Give Me Health Insurance Or Give Me Death

By George Noga


I Cannot Tell a Lie: Bush Chopped Down the Cherry Tree

Not long ago it was universally understood and accepted that liberty was at the very heart of America and was the centerpiece of the American way of life, the sine qua non, if you will, of America.

It defined us as a people. We have the Liberty Tree, the Liberty Bell and the Statue of Liberty; by law “Liberty” must be on every coin. We took to heart Lord Acton’s admonition:

“Liberty is not a means to a higher end.
It is itself the highest political end.”

Recent times have witnessed usurpation, erosion and increasingly direct frontal attacks on liberty by metastasizing government regulation, intrusion, oversight and taxation – all in the name of protecting us or giving us stuff.

A great many, perhaps even most, Americans now eschew liberty in favor of security and/or ersatz social benefits. Attacks on liberty masquerade under many different and high sounding mantras such as political correctness, internationalism, coexistence, fairness, disparate outcomes, equity, environmentalism, fair trade, sustainability, class envy, unionism, multiculturalism and the feel-good label du jour.

George Noga

Such Americans have lost their connection with our past, with who we are as a people and the inestimable value our forebears, who all too often paid the ultimate price in defending it, placed on liberty.

Our history would be vastly different if today’s attitudes had always prevailed; consider what some of our founding documents, patriotic songs and inspirational speeches would have been like if today’s mindset always had prevailed.

~Oh, say does that Star Spangled Banner yet waive o’er the land of the insured and the home of the fainthearted? . . . My country ‘tis of thee, sweet land of equity, of thee I sing. . . . From every mountainside let sustainability ring.

~We hold these truths to be self-evident, that all species are endowed by the government with certain quasi-inalienable rights; that among these are partial birth abortion, regulation of greenhouse gasses and pursuit of gender equity.

~We the people of the United States in order to form a fairer union, establish non disparate outcomes, ensure domestic class equity, provide for common lifetime security, promote welfare and happiness, and to secure the satisfaction of fairness and equity in all things for ourselves and for our ZPG posterity, do ordain and establish this Constitution for the United States of America.

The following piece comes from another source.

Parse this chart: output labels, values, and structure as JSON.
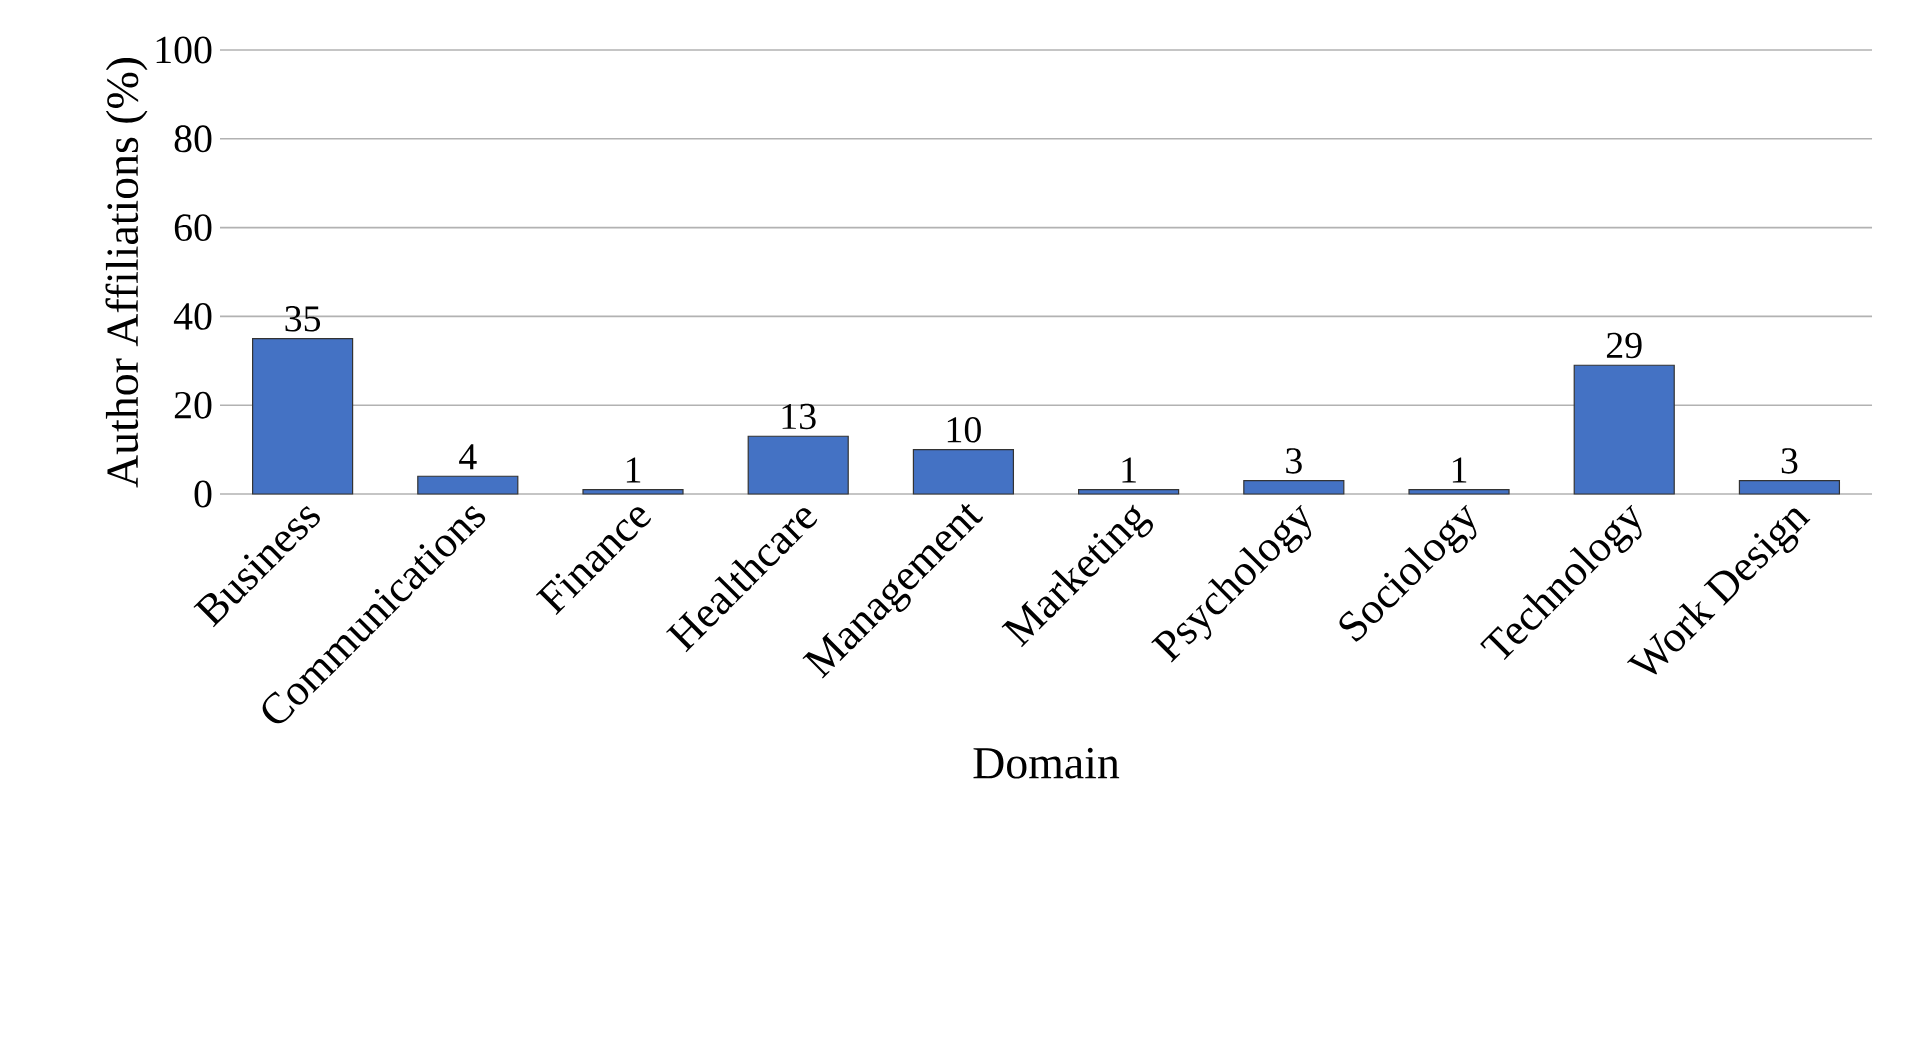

~Give me your tired, your poor, your huddled masses yearning for taxpayer-funded benefits, the wretched refuse of your teeming shore. Send these, the homeless, tempest-tossed to me; I will provide green cards, amnesty, in state tuition and an open door.

~We shall pay any price, bear any burden, meet any hardship, support any friend and oppose any foe, to assure the survival and the success of universal medical insurance and women’s reproductive health including termination of children born after a botched abortion.

~I pledge allegiance to the concept of the United States of America and to the ideals of fairness and equity for which it stands, many groups under law, with equality and security for all.

“Men fight for liberty and win it with hard knocks. Their children, brought up easy, let it slip away, poor fools. And their grandchildren are once more slaves.”

{D.H. Lawrence}

~From the Halls of Montezuma to the shores of Tripoli, we resolve our nation’s conflicts through mediation, multicultural awareness and consensus building. First for international peacekeeping and for sexual inclusion, we are the United Nations Marines.

~Doggone the torpedoes; moderate speed ahead. . . . Praise the government and pass the organic fair trade gunpowder! . . . I regret that I am giving my only life for my country. . . . Don’t retreat until you see the whites of their eyes. . . . Speak softly but carry a large tort lawsuit. . . . Mr. Gorbachev: Come to this wall, join hands and sing Kumbaya.

“Mr.Gorbachev: Come to this wall,
join hands and sing Kumbaya.”

In 1809 General John Stark, New Hampshire’s most famous Revolutionary War soldier, was too ill to attend a reunion. Instead, he sent the following toast to be read at the reunion: “Live free or die; death is not the worst of evils”. Live free or die later became the state motto and is on all license plates.

Given today’s state of mind, the motto would be: Live Free or Coexist.